Die russländische Verfassung gleicht daher dem Regelwerk eines Spieles, das von dem vorherbestimmten Sieger geschrieben wurde, um eben dieses immer wieder zu gewinnen. Der Staatspräsident als paternalistischer Herrscher sichert sich eine Kompetenzfülle, die Entscheidungen gegen ihn unmöglich, nahezu unkontrollierte Autorität für sich selbst in der Lenkung der Regierungsgeschäfte aber zur nahezu ausnahmslosen Regel machen. Die verantwortliche Mitwirkung des Parlaments am politischen Entscheidungsprozess ist verfassungsrechtlich beschnitten, die politischen Mehrheitsverhältnisse im Parlament weitgehend bedeutungslos und der Wahlakt des Bürgers damit weitgehend entwertet. Politik ist in Russland in der Mehrheit der Politikfelder ohne und gegen das Parlament möglich.

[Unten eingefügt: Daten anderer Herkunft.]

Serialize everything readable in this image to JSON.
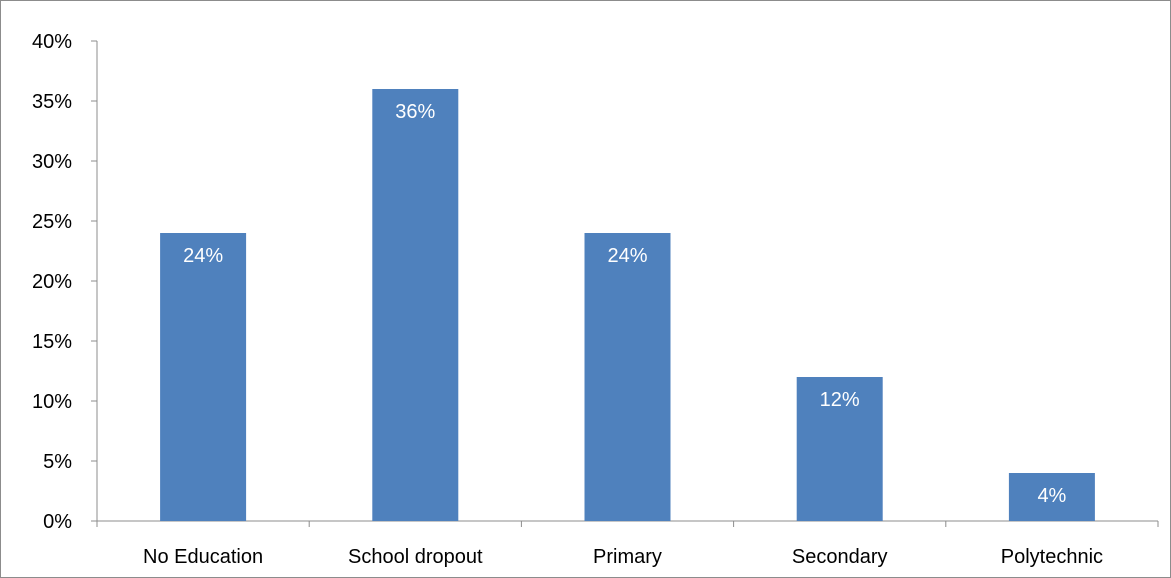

Obwohl die Verfassung den Interessen der präsidialen Exekutive entsprechend verfasst worden war, wurde die Verfassung als Rechtsrahmen nicht konsequent akzeptiert: Die Verfassungsnormen haben durch die Exekutive in den vergangenen Jahren mehrfache Beugungen erfahren; Verfassungsnormen schienen interpretier- und gestaltbar angesichts vitaler Interessen der exekutiven Staatsgewalt. Die genannten Beugungen des Verfassungsrechtes wurden begleitet von der realen Furcht, dass die präsidiale Exekutive die eigene Verfassung offen brechen und zu einer autoritären Herrschaft übergehen würde. Politik wurde zu einem Spiel, in dem sich alle Spieler aus Furcht vor dem Jähzorn des Spielleiters, dessen Willen zu fügen bereit waren - aus Angst, dieser könnte das Spiel einfach beiseite schieben und alleine ein anderes beginnen. Die Angst vor den Konsequenzen einer verfassungswidrigen Regelung von Konflikten hat daher alle relevanten politischen Akteure, auch die linksorientierten Abgeordneten der Staatsduma, zu deeskalierenden, bisweilen informellen, Aushandlungsverfahren bewogen. Das hat Russland eine relativ stabile innere Entwicklung ermöglicht, der Preis dafür aber war der Verlust an demokratischer Kontrolle, Öffentlichkeit und Verantwortlichkeit.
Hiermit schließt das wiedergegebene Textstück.